From last year's Championship set-up, over a dozen players are gone this year through a combination of disaffection, injury and suspension. Of the six players who scored in last year's Championship, five won't be back this summer.

Then there is Brendan Elliot who played in Philadelphia last summer and, along with another player was accused of involvement in, well an off-pitch disagreement with a referee. Although this argument took place in a car park, Elliot managed to incur a ban. He scooted across to New York and played there in defiance of the ban. He came home and began playing National League games for Antrim, the county board apparently unaware that the ban was applicable there, too. Inevitably things caught up with Brendan Elliot.

"Brendan's a good footballer" says Gearoid Adams. "If he was a player in any other county it would have all been sorted out by now. He's done about six or seven months of suspension and he's not been told anything. If he played for Derry or Down or Cork the county board would have cleared the whole thing up one way or another."

Struggling to overcome a niggling hamstring injury, the high points of Adams's few years with the county team are few and far between.

"The high point would be fairly low for most other people," he says, "but it would be beating Fermanagh in a Division Three relegation play-off last year. They went down to Division Four and we fairly stuffed them that day. I know Paul Brewster and for him that was his lowest point playing for Fermanagh. But look at them now an All-Ireland B title and good under-age players. A lot of people think they'll go places. Look at us, we've got better resources and better players, but we're not doing anything. I don't know if it was still all splits and rows in two or three years time if I'd have the enthusiasm to keep going.

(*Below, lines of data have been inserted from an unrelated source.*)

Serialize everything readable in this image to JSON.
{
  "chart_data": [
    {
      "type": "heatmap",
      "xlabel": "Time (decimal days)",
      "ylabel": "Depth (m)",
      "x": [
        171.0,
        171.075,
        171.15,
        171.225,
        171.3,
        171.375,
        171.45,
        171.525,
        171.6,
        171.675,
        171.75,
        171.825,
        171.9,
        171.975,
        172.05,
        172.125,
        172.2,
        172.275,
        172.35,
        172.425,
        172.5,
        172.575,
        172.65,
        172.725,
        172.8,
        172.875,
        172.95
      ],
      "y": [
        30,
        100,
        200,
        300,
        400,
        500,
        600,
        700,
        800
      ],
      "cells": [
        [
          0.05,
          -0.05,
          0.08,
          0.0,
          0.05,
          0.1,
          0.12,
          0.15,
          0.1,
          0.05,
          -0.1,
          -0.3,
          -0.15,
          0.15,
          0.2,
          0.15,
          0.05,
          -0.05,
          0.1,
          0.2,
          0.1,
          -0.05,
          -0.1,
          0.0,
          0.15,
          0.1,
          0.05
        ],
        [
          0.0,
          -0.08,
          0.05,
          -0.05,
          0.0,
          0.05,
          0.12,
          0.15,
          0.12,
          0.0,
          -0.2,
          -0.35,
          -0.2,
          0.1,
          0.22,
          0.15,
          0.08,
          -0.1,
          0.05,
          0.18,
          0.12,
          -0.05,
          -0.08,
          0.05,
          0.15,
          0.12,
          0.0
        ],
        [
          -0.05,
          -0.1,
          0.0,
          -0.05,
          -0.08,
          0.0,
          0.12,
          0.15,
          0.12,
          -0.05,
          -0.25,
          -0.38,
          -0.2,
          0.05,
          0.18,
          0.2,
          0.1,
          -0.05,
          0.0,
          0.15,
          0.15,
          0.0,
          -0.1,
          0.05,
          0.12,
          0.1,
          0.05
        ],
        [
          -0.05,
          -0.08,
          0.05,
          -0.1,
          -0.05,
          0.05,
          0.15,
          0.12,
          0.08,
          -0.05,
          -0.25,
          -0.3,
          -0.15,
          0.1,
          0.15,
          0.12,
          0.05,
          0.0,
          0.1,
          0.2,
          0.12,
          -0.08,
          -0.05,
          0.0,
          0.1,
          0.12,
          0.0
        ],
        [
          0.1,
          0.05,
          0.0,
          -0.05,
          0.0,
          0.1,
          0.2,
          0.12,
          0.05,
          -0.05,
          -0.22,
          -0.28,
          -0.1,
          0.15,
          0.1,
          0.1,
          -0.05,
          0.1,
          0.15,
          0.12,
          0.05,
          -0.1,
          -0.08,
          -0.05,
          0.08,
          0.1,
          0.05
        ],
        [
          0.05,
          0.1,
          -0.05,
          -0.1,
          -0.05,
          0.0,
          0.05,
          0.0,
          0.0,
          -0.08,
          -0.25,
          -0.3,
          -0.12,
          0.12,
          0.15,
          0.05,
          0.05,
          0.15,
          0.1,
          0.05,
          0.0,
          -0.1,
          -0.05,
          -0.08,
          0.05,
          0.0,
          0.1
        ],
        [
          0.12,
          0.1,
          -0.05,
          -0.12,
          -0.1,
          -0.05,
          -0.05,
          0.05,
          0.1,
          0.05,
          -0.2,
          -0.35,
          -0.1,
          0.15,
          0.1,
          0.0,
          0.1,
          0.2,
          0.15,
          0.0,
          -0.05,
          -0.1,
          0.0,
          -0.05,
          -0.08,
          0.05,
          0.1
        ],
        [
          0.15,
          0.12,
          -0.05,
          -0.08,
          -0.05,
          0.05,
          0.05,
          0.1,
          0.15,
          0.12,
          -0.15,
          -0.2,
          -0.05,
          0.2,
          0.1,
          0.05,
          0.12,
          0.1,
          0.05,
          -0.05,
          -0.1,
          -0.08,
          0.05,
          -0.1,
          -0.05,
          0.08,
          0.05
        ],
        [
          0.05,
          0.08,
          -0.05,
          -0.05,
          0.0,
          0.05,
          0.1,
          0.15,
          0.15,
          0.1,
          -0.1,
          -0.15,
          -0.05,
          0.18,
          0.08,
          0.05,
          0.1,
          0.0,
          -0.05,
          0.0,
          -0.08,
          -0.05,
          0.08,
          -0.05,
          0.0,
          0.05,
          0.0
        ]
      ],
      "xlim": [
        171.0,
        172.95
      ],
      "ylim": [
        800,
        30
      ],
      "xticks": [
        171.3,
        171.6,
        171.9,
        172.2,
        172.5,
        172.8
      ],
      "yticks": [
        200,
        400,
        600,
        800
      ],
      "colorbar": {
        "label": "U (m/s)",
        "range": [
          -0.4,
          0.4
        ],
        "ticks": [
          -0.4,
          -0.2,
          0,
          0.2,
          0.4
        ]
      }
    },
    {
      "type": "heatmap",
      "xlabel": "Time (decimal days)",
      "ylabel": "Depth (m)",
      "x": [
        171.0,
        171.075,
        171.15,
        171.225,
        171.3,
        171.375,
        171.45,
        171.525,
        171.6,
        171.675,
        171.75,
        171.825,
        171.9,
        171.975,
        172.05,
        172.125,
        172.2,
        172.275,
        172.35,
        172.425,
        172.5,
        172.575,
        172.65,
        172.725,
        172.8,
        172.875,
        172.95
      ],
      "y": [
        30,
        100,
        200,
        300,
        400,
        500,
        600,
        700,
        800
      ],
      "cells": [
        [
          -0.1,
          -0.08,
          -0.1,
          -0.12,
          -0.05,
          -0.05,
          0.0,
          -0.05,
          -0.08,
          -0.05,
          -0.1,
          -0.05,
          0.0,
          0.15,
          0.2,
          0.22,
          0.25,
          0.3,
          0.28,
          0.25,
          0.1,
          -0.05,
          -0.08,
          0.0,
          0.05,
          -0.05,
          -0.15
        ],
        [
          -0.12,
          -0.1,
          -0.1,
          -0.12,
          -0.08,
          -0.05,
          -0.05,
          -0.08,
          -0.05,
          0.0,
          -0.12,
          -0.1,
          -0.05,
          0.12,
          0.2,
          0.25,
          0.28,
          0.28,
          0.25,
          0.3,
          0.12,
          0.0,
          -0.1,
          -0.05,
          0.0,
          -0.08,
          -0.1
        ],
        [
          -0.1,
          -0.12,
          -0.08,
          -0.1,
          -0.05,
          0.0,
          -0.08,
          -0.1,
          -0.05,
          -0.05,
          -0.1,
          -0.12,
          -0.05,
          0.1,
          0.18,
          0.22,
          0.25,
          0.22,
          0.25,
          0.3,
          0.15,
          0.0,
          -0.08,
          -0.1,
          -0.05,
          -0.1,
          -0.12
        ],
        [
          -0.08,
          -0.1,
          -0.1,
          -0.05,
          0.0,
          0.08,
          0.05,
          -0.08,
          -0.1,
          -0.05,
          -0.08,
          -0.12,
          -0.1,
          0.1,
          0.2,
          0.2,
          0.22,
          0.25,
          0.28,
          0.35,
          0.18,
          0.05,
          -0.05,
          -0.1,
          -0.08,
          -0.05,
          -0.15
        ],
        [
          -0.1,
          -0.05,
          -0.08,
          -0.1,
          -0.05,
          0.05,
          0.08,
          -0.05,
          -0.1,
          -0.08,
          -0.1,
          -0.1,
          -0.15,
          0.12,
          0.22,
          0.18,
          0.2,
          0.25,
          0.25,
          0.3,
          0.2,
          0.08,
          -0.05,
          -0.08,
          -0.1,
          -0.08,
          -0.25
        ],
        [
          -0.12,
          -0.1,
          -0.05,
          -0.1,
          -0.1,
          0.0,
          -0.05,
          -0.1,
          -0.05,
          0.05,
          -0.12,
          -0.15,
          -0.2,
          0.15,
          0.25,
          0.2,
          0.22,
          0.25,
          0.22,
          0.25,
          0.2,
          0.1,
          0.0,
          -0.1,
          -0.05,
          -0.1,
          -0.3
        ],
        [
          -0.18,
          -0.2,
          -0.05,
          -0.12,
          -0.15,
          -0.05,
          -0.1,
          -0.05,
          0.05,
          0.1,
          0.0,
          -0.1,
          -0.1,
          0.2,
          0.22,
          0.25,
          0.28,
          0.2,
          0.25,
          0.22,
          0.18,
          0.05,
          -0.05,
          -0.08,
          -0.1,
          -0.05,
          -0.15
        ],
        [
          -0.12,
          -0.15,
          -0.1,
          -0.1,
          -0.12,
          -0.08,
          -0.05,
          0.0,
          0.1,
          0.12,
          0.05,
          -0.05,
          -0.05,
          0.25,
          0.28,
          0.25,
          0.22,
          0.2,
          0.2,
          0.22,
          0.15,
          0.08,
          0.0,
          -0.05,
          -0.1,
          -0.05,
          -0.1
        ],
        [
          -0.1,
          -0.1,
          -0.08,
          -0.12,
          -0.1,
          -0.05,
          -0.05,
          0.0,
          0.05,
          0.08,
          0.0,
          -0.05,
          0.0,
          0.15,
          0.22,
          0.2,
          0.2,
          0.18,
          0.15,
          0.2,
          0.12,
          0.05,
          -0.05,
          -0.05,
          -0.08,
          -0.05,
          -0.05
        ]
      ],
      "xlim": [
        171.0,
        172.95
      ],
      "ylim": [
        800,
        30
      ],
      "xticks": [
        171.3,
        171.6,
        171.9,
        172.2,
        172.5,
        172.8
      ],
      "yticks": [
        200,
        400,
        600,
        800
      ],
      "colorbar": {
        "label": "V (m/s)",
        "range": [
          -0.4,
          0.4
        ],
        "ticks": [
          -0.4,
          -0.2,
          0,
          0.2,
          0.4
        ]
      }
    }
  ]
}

Sean McGree knows why he keeps going. "Yeah, it's depressing sometimes, but I wouldn't like you to think it's all bad. The lads that we have will give it a good lash against Donegal. It's more depressing when you're not playing anything. Just playing in the Championship is exciting, getting out there in front of 15,000 or 20,000 people. Don't go writing that it's all doom and gloom.

"We played Down in a challenge a few weeks ago and we got a draw. Surprising, but we put in 100 per cent effort that day. That makes you think about what we might do if we got it right."

Adams and McGreavey talk like serious football men. Do they speak amongst themselves about the streak, the 14 seasons of defeats. Of course they do. They hate the defeats and rail against the defeats. What strikes one most talking to them though is the fact that they look forward. Things can only get better, they say. Things will get better.

The team have brought back some, old faces. Donal Armstrong, who played on the team in 1,982 when they beat Cavan, is back in saffron, as are Enda McTamney and Frank Fitsimmons. Ciaran Hamill, who played minor that day in 1982, is, still going, as is his hugely talented brother Ronan, who was man of the match when he captained St Colman's, Newry, to the McRory Cup four years ago. Even though the under-21 side this year took a 23-point filleting by Tyrone, there is a consensus that three maybe four of those players will make it.

The county board organised a six-hour seminar on GAA structures within the county in April, roping in consultants from several more, successful football counties (quite a choice there) to give talks on planning for long-term success. There is a feeling it might take half a decade to get things right.

In the meanwhile the lads running around Casement Park of an evening are left to daydream about what might have been and what might yet be. The worst team in the country? Not when they pull on the jersey, not in their heads, not by a long chalk.